Die Stadt und die Deutsche Bahn haben bereits einige Flächen in Bahnhofsnähe an den Katholischen Siedlungswerk und die Bayerische Heimstätte verkauft. Diese Organisationen planen den Bau geförderter Mehrfamilienhäuser. Das Katholische Siedlungswerk wird in sein Projekt zudem eine Kindertagesstätte integrieren.
Fünf weitere Grundstücke mit Größen zwischen 1.200 und 3.800 Quadratmetern stehen nördlich der Haydnstraße zur Verfügung.

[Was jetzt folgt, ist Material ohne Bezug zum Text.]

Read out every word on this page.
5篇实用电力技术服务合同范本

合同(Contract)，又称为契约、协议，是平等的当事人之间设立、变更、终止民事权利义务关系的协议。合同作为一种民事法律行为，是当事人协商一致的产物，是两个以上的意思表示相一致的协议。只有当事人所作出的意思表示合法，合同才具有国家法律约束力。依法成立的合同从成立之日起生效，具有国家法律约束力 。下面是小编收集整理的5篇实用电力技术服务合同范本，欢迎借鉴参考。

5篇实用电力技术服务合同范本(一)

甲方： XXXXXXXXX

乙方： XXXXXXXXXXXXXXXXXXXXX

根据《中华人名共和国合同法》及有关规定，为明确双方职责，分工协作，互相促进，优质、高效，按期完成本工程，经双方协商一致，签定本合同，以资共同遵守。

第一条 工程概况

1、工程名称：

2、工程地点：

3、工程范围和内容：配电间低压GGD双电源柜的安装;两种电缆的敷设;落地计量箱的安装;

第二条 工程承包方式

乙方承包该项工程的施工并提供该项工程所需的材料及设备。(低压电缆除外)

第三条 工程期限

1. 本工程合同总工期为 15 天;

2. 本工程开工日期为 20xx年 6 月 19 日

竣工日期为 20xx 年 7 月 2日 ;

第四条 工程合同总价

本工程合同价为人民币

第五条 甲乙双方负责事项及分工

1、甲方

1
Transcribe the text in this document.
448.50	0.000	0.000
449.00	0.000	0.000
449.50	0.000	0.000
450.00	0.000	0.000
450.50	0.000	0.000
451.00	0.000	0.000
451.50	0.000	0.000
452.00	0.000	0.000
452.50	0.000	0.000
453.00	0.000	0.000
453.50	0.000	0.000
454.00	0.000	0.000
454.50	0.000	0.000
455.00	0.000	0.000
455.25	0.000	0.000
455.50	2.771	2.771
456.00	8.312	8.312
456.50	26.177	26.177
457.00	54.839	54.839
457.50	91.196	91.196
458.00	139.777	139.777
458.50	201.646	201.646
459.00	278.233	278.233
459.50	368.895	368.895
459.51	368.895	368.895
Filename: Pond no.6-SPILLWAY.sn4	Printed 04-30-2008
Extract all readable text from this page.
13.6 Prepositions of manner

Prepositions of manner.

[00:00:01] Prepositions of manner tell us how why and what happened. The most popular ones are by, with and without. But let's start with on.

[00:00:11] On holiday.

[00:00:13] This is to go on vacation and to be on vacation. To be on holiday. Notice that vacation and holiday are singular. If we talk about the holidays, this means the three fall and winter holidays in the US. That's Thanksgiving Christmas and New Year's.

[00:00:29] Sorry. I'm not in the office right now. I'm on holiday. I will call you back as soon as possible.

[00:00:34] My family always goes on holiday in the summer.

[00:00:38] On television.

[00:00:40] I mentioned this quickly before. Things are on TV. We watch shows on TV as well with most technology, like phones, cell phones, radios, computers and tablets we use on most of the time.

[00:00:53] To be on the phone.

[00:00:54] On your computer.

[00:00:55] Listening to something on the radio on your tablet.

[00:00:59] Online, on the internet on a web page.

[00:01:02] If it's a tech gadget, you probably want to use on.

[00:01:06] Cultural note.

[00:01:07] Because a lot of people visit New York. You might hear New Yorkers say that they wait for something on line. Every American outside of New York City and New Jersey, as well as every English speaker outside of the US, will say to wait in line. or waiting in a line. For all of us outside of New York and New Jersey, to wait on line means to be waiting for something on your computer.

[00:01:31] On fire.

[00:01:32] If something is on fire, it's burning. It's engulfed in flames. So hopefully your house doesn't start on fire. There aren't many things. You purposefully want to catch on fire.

Diese Flächen sind für den Bau von Mehrfamilienhäusern, Reihenhäusern und Doppelhaushälften vorgesehen. Zudem gehört ein größeres, 7.400 Quadratmeter umfassendes Areal westlich des Bahnhofs zum Vergabeverfahren.
Der vom Liegenschaftssenat bestellte Notar wird nach dem Stichtag am 3. November alle Gebote prüfen und anschließend mit den Höchstbietenden verhandeln. Erfolgreiche Käufer müssen die Bauten innerhalb von drei Jahren nach Unterzeichnung des Kaufvertrags fertigstellen.
Der Verkauf der Grundstücke soll dazu beitragen, die Nachfrage nach Wohnraum zu decken und die städtischen Finanzen zu stärken. Entwickler müssen sich dabei an die von den lokalen Behörden vorgegebenen Baupläne und Zeitvorgaben halten. Mit den Baumaßnahmen auf den neuen Flächen wird in den kommenden Jahren gerechnet.